Doch während Schröder, Fischer und Stoiber als Projektionsfläche für Heldenverehrung und Heldenverachtung durch die Lande fahren, vollzieht sich in der Alltagswelt der Wähler ironischerweise gerade jetzt ein Wandel, der mal wieder zeigt, wie die wirklichen Machtverhältnisse liegen. Nicht Schröder & Co, sondern die Wirtschaft entscheidet über die Einkommen, über Lebens-, oft genug auch Liebeschancen der Leute. Das Tamtam der Kandidaten erscheint im Vergleich dazu wie eine Unterhaltungsshow, die nur ablenken soll.
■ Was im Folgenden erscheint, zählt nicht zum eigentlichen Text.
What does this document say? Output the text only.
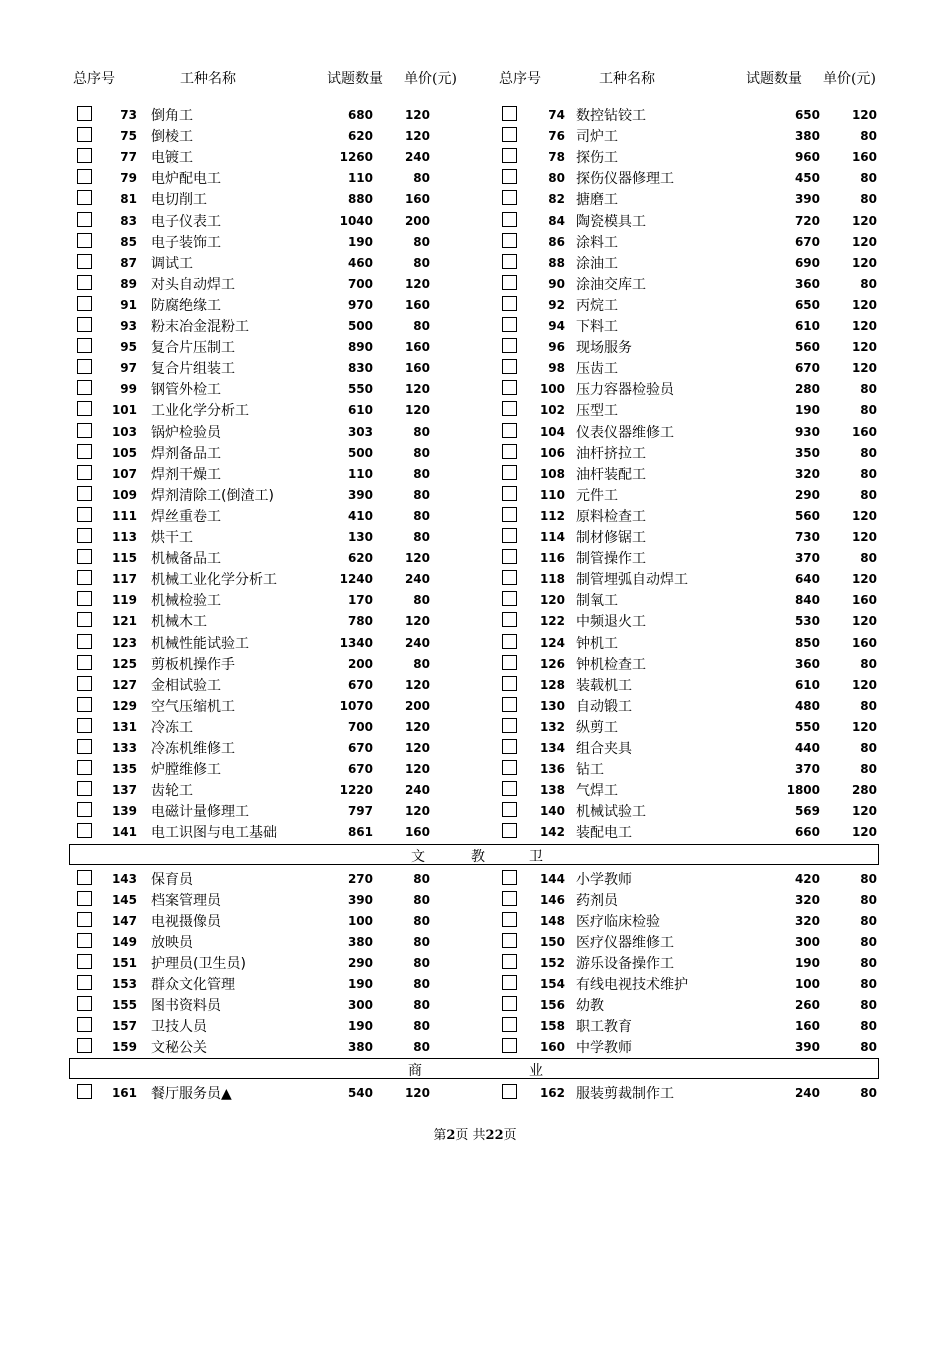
总序号	工种名称	试题数量 单价(元)	总序号	工种名称	试题数量 单价(元)
73 倒角工	680	120	74 数控钻铰工	650	120
75 倒棱工	620	120	76 司炉工	380	80
77 电镀工	1260	240	78 探伤工	960	160
79 电炉配电工	110	80	80 探伤仪器修理工	450	80
81 电切削工	880	160	82 搪磨工	390	80
83 电子仪表工	1040	200	84 陶瓷模具工	720	120
85 电子装饰工	190	80	86 涂料工	670	120
87 调试工	460	80	88 涂油工	690	120
89 对头自动焊工	700	120	90 涂油交库工	360	80
91 防腐绝缘工	970	160	92 丙烷工	650	120
93 粉末冶金混粉工	500	80	94 下料工	610	120
95 复合片压制工	890	160	96 现场服务	560	120
97 复合片组装工	830	160	98 压齿工	670	120
99 钢管外检工	550	120	100 压力容器检验员	280	80
101 工业化学分析工	610	120	102 压型工	190	80
103 锅炉检验员	303	80	104 仪表仪器维修工	930	160
105 焊剂备品工	500	80	106 油杆挤拉工	350	80
107 焊剂干燥工	110	80	108 油杆装配工	320	80
109 焊剂清除工(倒渣工)	390	80	110 元件工	290	80
111 焊丝重卷工	410	80	112 原料检查工	560	120
113 烘干工	130	80	114 制材修锯工	730	120
115 机械备品工	620	120	116 制管操作工	370	80
117 机械工业化学分析工	1240	240	118 制管埋弧自动焊工	640	120
119 机械检验工	170	80	120 制氧工	840	160
121 机械木工	780	120	122 中频退火工	530	120
123 机械性能试验工	1340	240	124 钟机工	850	160
125 剪板机操作手	200	80	126 钟机检查工	360	80
127 金相试验工	670	120	128 装载机工	610	120
129 空气压缩机工	1070	200	130 自动锻工	480	80
131 冷冻工	700	120	132 纵剪工	550	120
133 冷冻机维修工	670	120	134 组合夹具	440	80
135 炉膛维修工	670	120	136 钻工	370	80
137 齿轮工	1220	240	138 气焊工	1800	280
139 电磁计量修理工	797	120	140 机械试验工	569	120
141 电工识图与电工基础	861	160	142 装配电工	660	120
文	教	卫
143 保育员	270	80	144 小学教师	420	80
145 档案管理员	390	80	146 药剂员	320	80
147 电视摄像员	100	80	148 医疗临床检验	320	80
149 放映员	380	80	150 医疗仪器维修工	300	80
151 护理员(卫生员)	290	80	152 游乐设备操作工	190	80
153 群众文化管理	190	80	154 有线电视技术维护	100	80
155 图书资料员	300	80	156 幼教	260	80
157 卫技人员	190	80	158 职工教育	160	80
159 文秘公关	380	80	160 中学教师	390	80
商	业
161 餐厅服务员▲	540	120	162 服装剪裁制作工	240	80
第2页 共22页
Massenentlassungen, der Pleiterekord, die Einbrüche in der vermeintlichen Zukunftsbranche Telekommunikation, der Absturz des DAX – all das sind Anzeichen dafür, dass man sich hierzulande auf härtere Zeiten einstellen muss. Man muss darüber nachdenken, was sich verändert, wenn diese depressive Phase länger dauert als angenommen. Es gibt noch keine Politik für die Depression und für das Durchhalten, weil jeder Verkünder einer solchen Politik keine Wahlchance hätte.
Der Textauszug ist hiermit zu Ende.